Goodyear’s manager of pension and insurance operations responded in a letter informing the plaintiff that his “claim for a change to [his] pension option election . . . has not been approved” and notifying him that he could submit his claim for further consideration to the Benefits Review Committee. The plaintiff did that, but his claim was denied.

The plaintiff, through his attorney, wrote a letter to Goodyear asking “that the decision of ‘no option’ be implemented immediately and no more money be withheld from his retirement and he be fully repaid all money that has been withheld after 60 months with interest.” Attached to the letter were two affidavits: one from the plaintiff and one from his ex-wife. Both said that the plaintiff had chosen “No Option,” not “Option A.”

The ERISA Appeals Committee denied the appeal, finding that the plaintiff had “validly elected with the signed consent of . . . his wife at the time of retirement . . . Option A” and that his claim that he had selected “No Option” was not credible.

The plaintiff sued Goodyear seeking to overturn the ERISA Appeals Committee’s decision. The district court ruled in favor of Goodyear, and the plaintiff appealed.

The U.S. Court of Appeals for the Eleventh Circuit affirmed, concluding that the ERISA Appeals Committee had correctly denied the plaintiff’s appeal because his assertion that he had chosen “No Option” was “not credible.”

In the circuit court’s opinion, the plaintiff’s allegation that a Goodyear employee made a clerical error by checking the wrong box was “implausible.” It noted that the plaintiff’s election form “clearly indicate[d] an intent to select ‘Option A,'” finding that there was “little or no chance of confusion between ‘Option A’ and ‘No Option.'”

Moreover, the circuit court continued, the checkbox for “Option A” was located near the top of the first page, while the checkbox for “No Option” was near the bottom of the second. It also observed that “Option A” asked for the spouse’s name and birthdate, and that information was provided on the plaintiff’s form, while the “No Option” asked for the name of a beneficiary and that beneficiary’s relationship to the employee, and neither of those lines was completed on the plaintiff’s form.

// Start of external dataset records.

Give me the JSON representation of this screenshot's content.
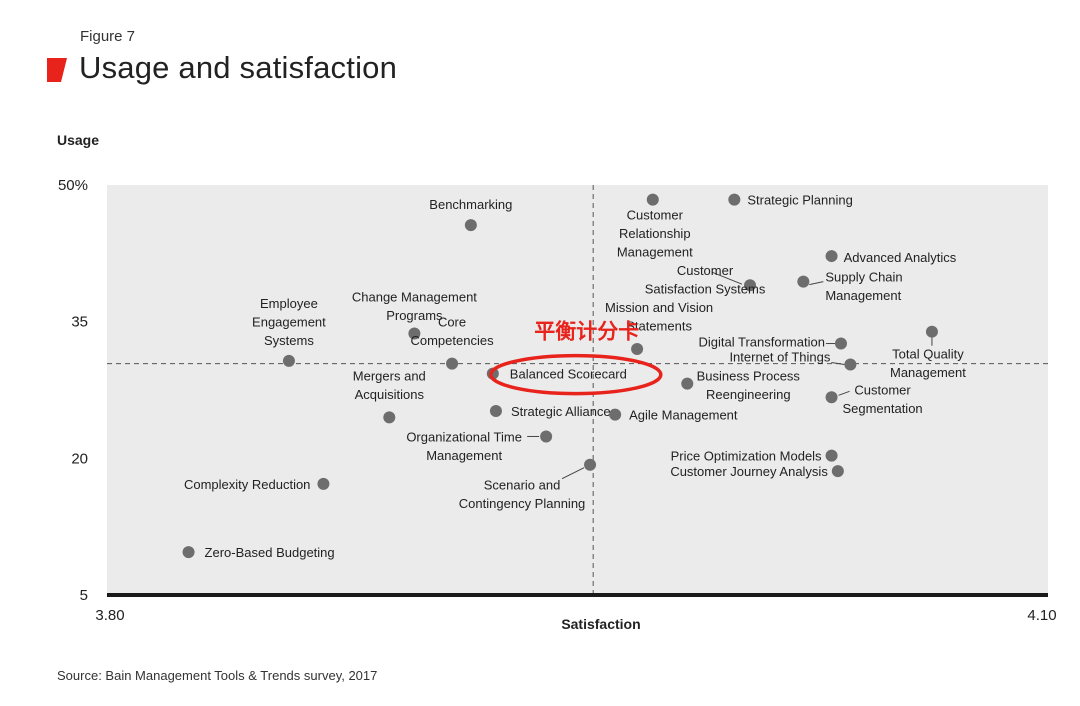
{
  "figure_label": "Figure 7",
  "title": "Usage and satisfaction",
  "source": "Source: Bain Management Tools & Trends survey, 2017",
  "annotation": {
    "text": "平衡计分卡",
    "target": "Balanced Scorecard",
    "color": "#e8231c"
  },
  "chart_data": {
    "type": "scatter",
    "title": "Usage and satisfaction",
    "xlabel": "Satisfaction",
    "ylabel": "Usage",
    "xlim": [
      3.8,
      4.1
    ],
    "ylim": [
      5,
      50
    ],
    "x_tick_labels": [
      "3.80",
      "4.10"
    ],
    "y_ticks": [
      {
        "value": 50,
        "label": "50%"
      },
      {
        "value": 35,
        "label": "35"
      },
      {
        "value": 20,
        "label": "20"
      },
      {
        "value": 5,
        "label": "5"
      }
    ],
    "reference_lines": {
      "x": 3.955,
      "y": 30.4
    },
    "point_color": "#6d6d6d",
    "plot_background": "#ebebeb",
    "points": [
      {
        "label": "Benchmarking",
        "x": 3.916,
        "y": 45.6
      },
      {
        "label": "Customer Relationship Management",
        "x": 3.974,
        "y": 48.4
      },
      {
        "label": "Strategic Planning",
        "x": 4.0,
        "y": 48.4
      },
      {
        "label": "Advanced Analytics",
        "x": 4.031,
        "y": 42.2
      },
      {
        "label": "Supply Chain Management",
        "x": 4.022,
        "y": 39.4
      },
      {
        "label": "Customer Satisfaction Systems",
        "x": 4.005,
        "y": 39.0
      },
      {
        "label": "Employee Engagement Systems",
        "x": 3.858,
        "y": 30.7
      },
      {
        "label": "Change Management Programs",
        "x": 3.898,
        "y": 33.7
      },
      {
        "label": "Core Competencies",
        "x": 3.91,
        "y": 30.4
      },
      {
        "label": "Balanced Scorecard",
        "x": 3.923,
        "y": 29.3
      },
      {
        "label": "Mission and Vision Statements",
        "x": 3.969,
        "y": 32.0
      },
      {
        "label": "Digital Transformation",
        "x": 4.034,
        "y": 32.6
      },
      {
        "label": "Internet of Things",
        "x": 4.037,
        "y": 30.3
      },
      {
        "label": "Total Quality Management",
        "x": 4.063,
        "y": 33.9
      },
      {
        "label": "Mergers and Acquisitions",
        "x": 3.89,
        "y": 24.5
      },
      {
        "label": "Strategic Alliances",
        "x": 3.924,
        "y": 25.2
      },
      {
        "label": "Business Process Reengineering",
        "x": 3.985,
        "y": 28.2
      },
      {
        "label": "Customer Segmentation",
        "x": 4.031,
        "y": 26.7
      },
      {
        "label": "Agile Management",
        "x": 3.962,
        "y": 24.8
      },
      {
        "label": "Organizational Time Management",
        "x": 3.94,
        "y": 22.4
      },
      {
        "label": "Scenario and Contingency Planning",
        "x": 3.954,
        "y": 19.3
      },
      {
        "label": "Price Optimization Models",
        "x": 4.031,
        "y": 20.3
      },
      {
        "label": "Customer Journey Analysis",
        "x": 4.033,
        "y": 18.6
      },
      {
        "label": "Complexity Reduction",
        "x": 3.869,
        "y": 17.2
      },
      {
        "label": "Zero-Based Budgeting",
        "x": 3.826,
        "y": 9.7
      }
    ]
  }
}
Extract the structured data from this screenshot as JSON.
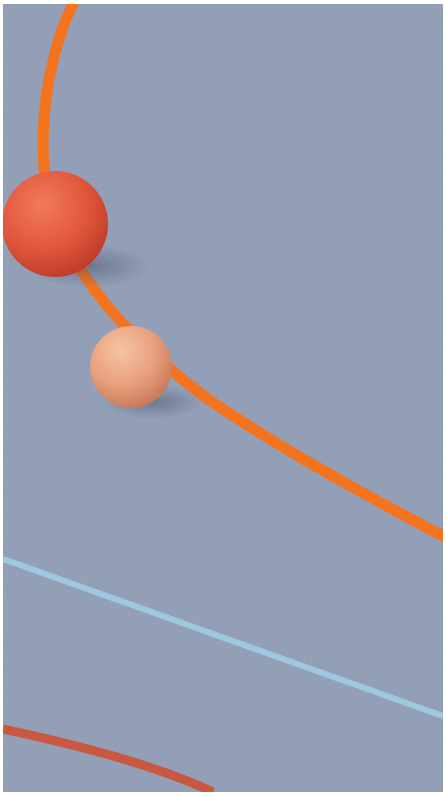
{
  "scene": {
    "surface_color": "#8d9bb2",
    "objects": [
      {
        "name": "large-red-ball",
        "color": "#e2573e",
        "highlight": "#f07a5c",
        "shade": "#b93a26"
      },
      {
        "name": "small-peach-ball",
        "color": "#e9a07d",
        "highlight": "#f6c3a3",
        "shade": "#c57757"
      }
    ],
    "lines": [
      {
        "name": "orange-curved-line",
        "color": "#f4731f"
      },
      {
        "name": "light-blue-line",
        "color": "#9fc8de"
      },
      {
        "name": "red-brown-curved-line",
        "color": "#c8583f"
      }
    ]
  }
}
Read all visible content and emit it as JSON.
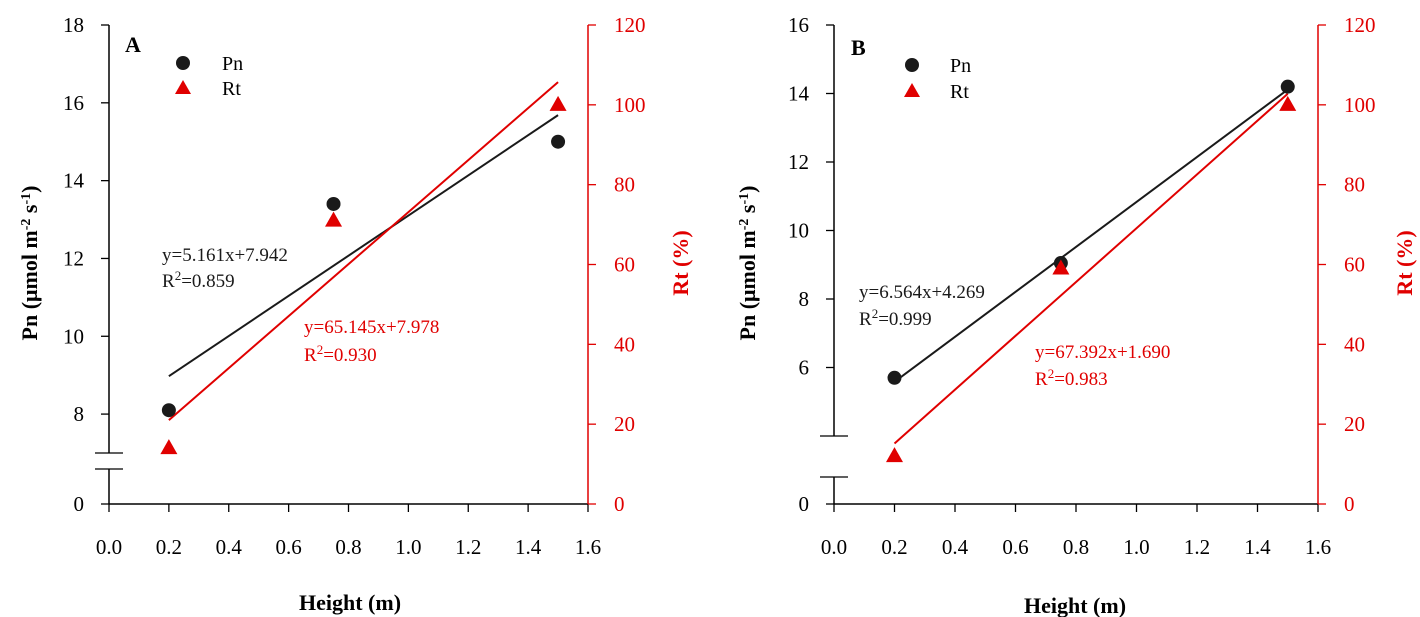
{
  "colors": {
    "pn": "#1a1a1a",
    "rt": "#e00000",
    "axis": "#000000"
  },
  "chart_data": [
    {
      "type": "scatter",
      "panel_label": "A",
      "xlabel": "Height (m)",
      "ylabel": {
        "main": "Pn (μmol m",
        "sup1": "-2",
        "mid": " s",
        "sup2": "-1",
        "end": ")"
      },
      "y2label": "Rt (%)",
      "xlim": [
        0.0,
        1.6
      ],
      "x_ticks": [
        "0.0",
        "0.2",
        "0.4",
        "0.6",
        "0.8",
        "1.0",
        "1.2",
        "1.4",
        "1.6"
      ],
      "ylim_broken": {
        "bottom_label": "0",
        "upper": [
          7,
          18
        ]
      },
      "y_ticks": [
        "0",
        "8",
        "10",
        "12",
        "14",
        "16",
        "18"
      ],
      "y2lim": [
        0,
        120
      ],
      "y2_ticks": [
        "0",
        "20",
        "40",
        "60",
        "80",
        "100",
        "120"
      ],
      "legend": [
        {
          "name": "Pn",
          "marker": "circle"
        },
        {
          "name": "Rt",
          "marker": "triangle"
        }
      ],
      "series": [
        {
          "name": "Pn",
          "axis": "left",
          "x": [
            0.2,
            0.75,
            1.5
          ],
          "y": [
            8.1,
            13.4,
            15.0
          ]
        },
        {
          "name": "Rt",
          "axis": "right",
          "x": [
            0.2,
            0.75,
            1.5
          ],
          "y": [
            14,
            71,
            100
          ]
        }
      ],
      "fits": [
        {
          "series": "Pn",
          "slope": 5.161,
          "intercept": 7.942,
          "x_range": [
            0.2,
            1.5
          ],
          "equation": "y=5.161x+7.942",
          "r2_prefix": "R",
          "r2_value": "=0.859"
        },
        {
          "series": "Rt",
          "slope": 65.145,
          "intercept": 7.978,
          "x_range": [
            0.2,
            1.5
          ],
          "equation": "y=65.145x+7.978",
          "r2_prefix": "R",
          "r2_value": "=0.930"
        }
      ]
    },
    {
      "type": "scatter",
      "panel_label": "B",
      "xlabel": "Height (m)",
      "ylabel": {
        "main": "Pn (μmol m",
        "sup1": "-2",
        "mid": " s",
        "sup2": "-1",
        "end": ")"
      },
      "y2label": "Rt (%)",
      "xlim": [
        0.0,
        1.6
      ],
      "x_ticks": [
        "0.0",
        "0.2",
        "0.4",
        "0.6",
        "0.8",
        "1.0",
        "1.2",
        "1.4",
        "1.6"
      ],
      "ylim_broken": {
        "bottom_label": "0",
        "upper": [
          4,
          16
        ]
      },
      "y_ticks": [
        "0",
        "6",
        "8",
        "10",
        "12",
        "14",
        "16"
      ],
      "y2lim": [
        0,
        120
      ],
      "y2_ticks": [
        "0",
        "20",
        "40",
        "60",
        "80",
        "100",
        "120"
      ],
      "legend": [
        {
          "name": "Pn",
          "marker": "circle"
        },
        {
          "name": "Rt",
          "marker": "triangle"
        }
      ],
      "series": [
        {
          "name": "Pn",
          "axis": "left",
          "x": [
            0.2,
            0.75,
            1.5
          ],
          "y": [
            5.7,
            9.05,
            14.2
          ]
        },
        {
          "name": "Rt",
          "axis": "right",
          "x": [
            0.2,
            0.75,
            1.5
          ],
          "y": [
            12,
            59,
            100
          ]
        }
      ],
      "fits": [
        {
          "series": "Pn",
          "slope": 6.564,
          "intercept": 4.269,
          "x_range": [
            0.2,
            1.5
          ],
          "equation": "y=6.564x+4.269",
          "r2_prefix": "R",
          "r2_value": "=0.999"
        },
        {
          "series": "Rt",
          "slope": 67.392,
          "intercept": 1.69,
          "x_range": [
            0.2,
            1.5
          ],
          "equation": "y=67.392x+1.690",
          "r2_prefix": "R",
          "r2_value": "=0.983"
        }
      ]
    }
  ]
}
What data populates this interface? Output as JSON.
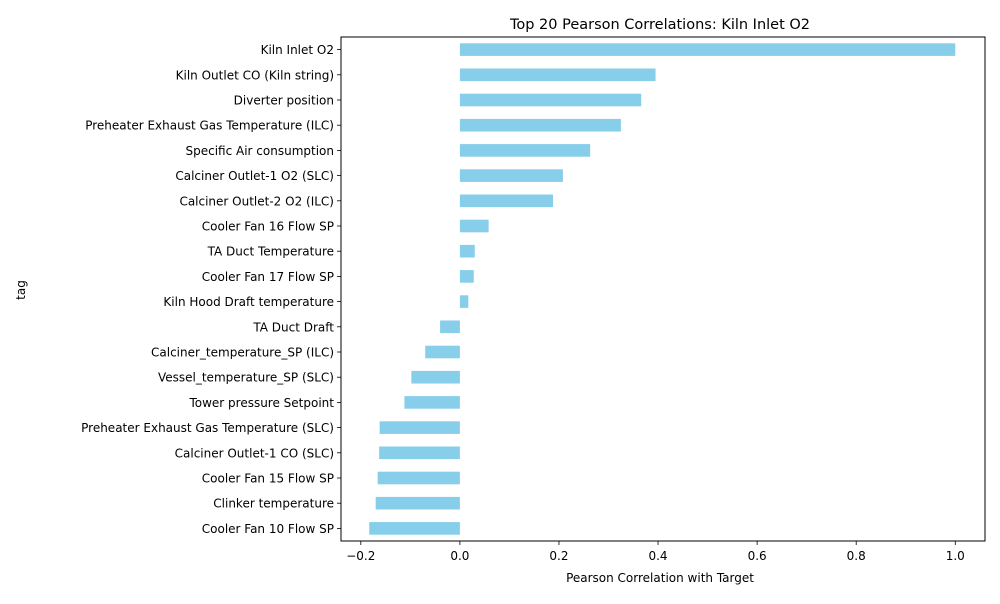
{
  "chart_data": {
    "type": "bar",
    "orientation": "horizontal",
    "title": "Top 20 Pearson Correlations: Kiln Inlet O2",
    "xlabel": "Pearson Correlation with Target",
    "ylabel": "tag",
    "xlim": [
      -0.24,
      1.06
    ],
    "xticks": [
      -0.2,
      0.0,
      0.2,
      0.4,
      0.6,
      0.8,
      1.0
    ],
    "xtick_labels": [
      "−0.2",
      "0.0",
      "0.2",
      "0.4",
      "0.6",
      "0.8",
      "1.0"
    ],
    "bar_color": "#87CEEB",
    "grid": false,
    "legend": "none",
    "categories": [
      "Kiln Inlet O2",
      "Kiln Outlet CO (Kiln string)",
      "Diverter position",
      "Preheater Exhaust Gas Temperature (ILC)",
      "Specific Air consumption",
      "Calciner Outlet-1 O2 (SLC)",
      "Calciner Outlet-2 O2 (ILC)",
      "Cooler Fan 16 Flow SP",
      "TA Duct Temperature",
      "Cooler Fan 17 Flow SP",
      "Kiln Hood Draft temperature",
      "TA Duct Draft",
      "Calciner_temperature_SP (ILC)",
      "Vessel_temperature_SP (SLC)",
      "Tower pressure Setpoint",
      "Preheater Exhaust Gas Temperature (SLC)",
      "Calciner Outlet-1 CO (SLC)",
      "Cooler Fan 15 Flow SP",
      "Clinker temperature",
      "Cooler Fan 10 Flow SP"
    ],
    "values": [
      1.0,
      0.395,
      0.366,
      0.325,
      0.263,
      0.208,
      0.188,
      0.058,
      0.03,
      0.028,
      0.017,
      -0.04,
      -0.07,
      -0.098,
      -0.112,
      -0.162,
      -0.163,
      -0.166,
      -0.17,
      -0.183
    ]
  }
}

The Eleventh Circuit found that the evidence demonstrated that the HR employee actually had filled out the form, but added that it also showed that she had filled it out the way she did with the knowledge and consent of the plaintiff and his then-wife. First, the circuit court said, there was no contention that the name or birthdate of the plaintiff’s ex-wife were incorrect, which suggested that either he or his ex-wife provided that information to the HR employee when she was filling out the election form. Second, it continued, although the plaintiff claimed before the ERISA Appeals Committee that the signatures on the election form did not belong to him or his ex-wife, that allegation was contradicted by his ex-wife’s affidavit, in which she admitted that she had signed the form. The appellate court also said that the fact that the form was signed by a witness also tended to corroborate the authenticity of the signatures of the plaintiff and his ex-wife.

Accordingly, it agreed with the ERISA Appeals Committee’s finding that the plaintiff’s factual allegations were not credible and it affirmed the district court’s judgment upholding it. [Huffstutler v. Goodyear Tire & Rubber Company, 2013 U.S. App. Lexis 17946 (11th Cir. Aug. 28, 2013).]